3. Orlando made an early Martín Ojeda goal in semi-transition stand up for a 1-0 win at Colorado, snapping a little two-game losing streak. Absolutely nothing fancy about this from the Cats, who went in with the idea of a 1-0 and came out with three points and a job well done.
The Rapids give up a lot of goals in transition and semi-transition, and they really miss Zack Steffen. They are now fractionally below the playoff line on PPG.
2. The Fire are fractionally above the playoff line in the East on PPG despite what must’ve been a pretty disappointing 2-0 home loss to Nashville (at least it wasn’t 7-2 this time). They squandered multiple chances to go up 1-0 in the first half, including a golden opportunity from Jonathan Bamba about 20 minutes in, and then a great look from the other winger, Maren Haile-Selassie, just before the break.
And so they got punished. As has been the story for almost three months now, Hany Mukhtar and Sam Surridge got their looks, and Hany Mukhtar and Sam Surridge finished their looks. Nashville are now 11 unbeaten in all competitions and up to third in the East.
“We weren't good enough in decisive moments,” Fire head coach Gregg Berhalter said in the postgame. “I think we played a good match. I think there were really good moments in the match, but in the deciding moments, in the penalty boxes, we weren't good enough.
“We had a number of opportunities to score. We didn't do so. We gave away, I think, two poor goals, if I’m honest. And when you do that, it's difficult to win games.”
The Fire had been 6W-1L-1D in their last eight across all competitions heading into the weekend, so this was a bit of a wake-up call that there’s still a gap between them and the best in the conference.
And Nashville are very much part of that group. Not only are they winning (or taking quality draws), but they’re doing so in different ways. As Ben Wright pointed out for SixOneFiveSoccer, the final 30 minutes from the ‘Yotes wasn’t absorb-and-counter; it was, instead, a vicious press with which they smothered the hosts, upping the intensity and taking Bamba and Brian Gutiérrez out of the game.

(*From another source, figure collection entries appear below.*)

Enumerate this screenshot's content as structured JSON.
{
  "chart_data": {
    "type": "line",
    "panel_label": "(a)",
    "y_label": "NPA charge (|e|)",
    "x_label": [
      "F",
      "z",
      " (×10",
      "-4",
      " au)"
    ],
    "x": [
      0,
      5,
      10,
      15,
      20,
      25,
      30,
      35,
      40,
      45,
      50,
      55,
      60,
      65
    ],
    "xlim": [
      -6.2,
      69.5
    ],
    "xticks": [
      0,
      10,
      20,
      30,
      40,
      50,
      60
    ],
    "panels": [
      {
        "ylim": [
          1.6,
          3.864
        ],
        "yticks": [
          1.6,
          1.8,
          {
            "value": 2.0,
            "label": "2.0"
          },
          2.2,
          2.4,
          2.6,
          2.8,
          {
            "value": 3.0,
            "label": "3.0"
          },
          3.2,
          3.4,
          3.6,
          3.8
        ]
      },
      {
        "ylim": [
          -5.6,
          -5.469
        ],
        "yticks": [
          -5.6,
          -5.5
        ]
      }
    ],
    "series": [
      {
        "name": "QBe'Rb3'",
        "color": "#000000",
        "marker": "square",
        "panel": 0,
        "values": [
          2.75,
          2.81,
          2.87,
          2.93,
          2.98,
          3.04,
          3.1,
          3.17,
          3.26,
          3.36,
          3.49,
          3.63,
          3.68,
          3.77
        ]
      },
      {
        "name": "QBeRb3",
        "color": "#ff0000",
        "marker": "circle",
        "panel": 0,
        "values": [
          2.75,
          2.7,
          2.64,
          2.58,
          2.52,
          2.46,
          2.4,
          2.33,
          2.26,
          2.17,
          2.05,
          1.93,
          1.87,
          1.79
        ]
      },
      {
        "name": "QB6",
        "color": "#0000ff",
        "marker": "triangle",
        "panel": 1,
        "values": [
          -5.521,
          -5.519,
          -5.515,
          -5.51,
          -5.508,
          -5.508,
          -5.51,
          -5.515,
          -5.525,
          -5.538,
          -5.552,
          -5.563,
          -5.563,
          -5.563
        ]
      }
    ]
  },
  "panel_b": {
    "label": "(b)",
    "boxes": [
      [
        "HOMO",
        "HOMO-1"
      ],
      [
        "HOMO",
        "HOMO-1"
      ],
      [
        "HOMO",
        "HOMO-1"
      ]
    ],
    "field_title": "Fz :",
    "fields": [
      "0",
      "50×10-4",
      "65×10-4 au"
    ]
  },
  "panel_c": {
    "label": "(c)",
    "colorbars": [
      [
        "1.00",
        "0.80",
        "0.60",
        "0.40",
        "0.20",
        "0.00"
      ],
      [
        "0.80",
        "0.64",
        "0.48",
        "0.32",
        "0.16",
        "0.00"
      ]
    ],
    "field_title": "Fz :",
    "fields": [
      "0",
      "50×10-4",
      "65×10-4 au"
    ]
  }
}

1. And finally, what better way to celebrate your MLS debut than with our Face of the Week?
That’s 20-year-old Brazilian center back Álvaro Augusto, who went the full 90 in FC Dallas’s dominant 4-2 win at Sporting KC.
I’m not sure exactly what to read into it – the vibes are still good for Sporting, but they’re letting everybody get on the ball and have fun these days – but it was los Toros’ first win since late April. They’ll happily take the three points and hope this time, the performance leads to something sustainable ahead.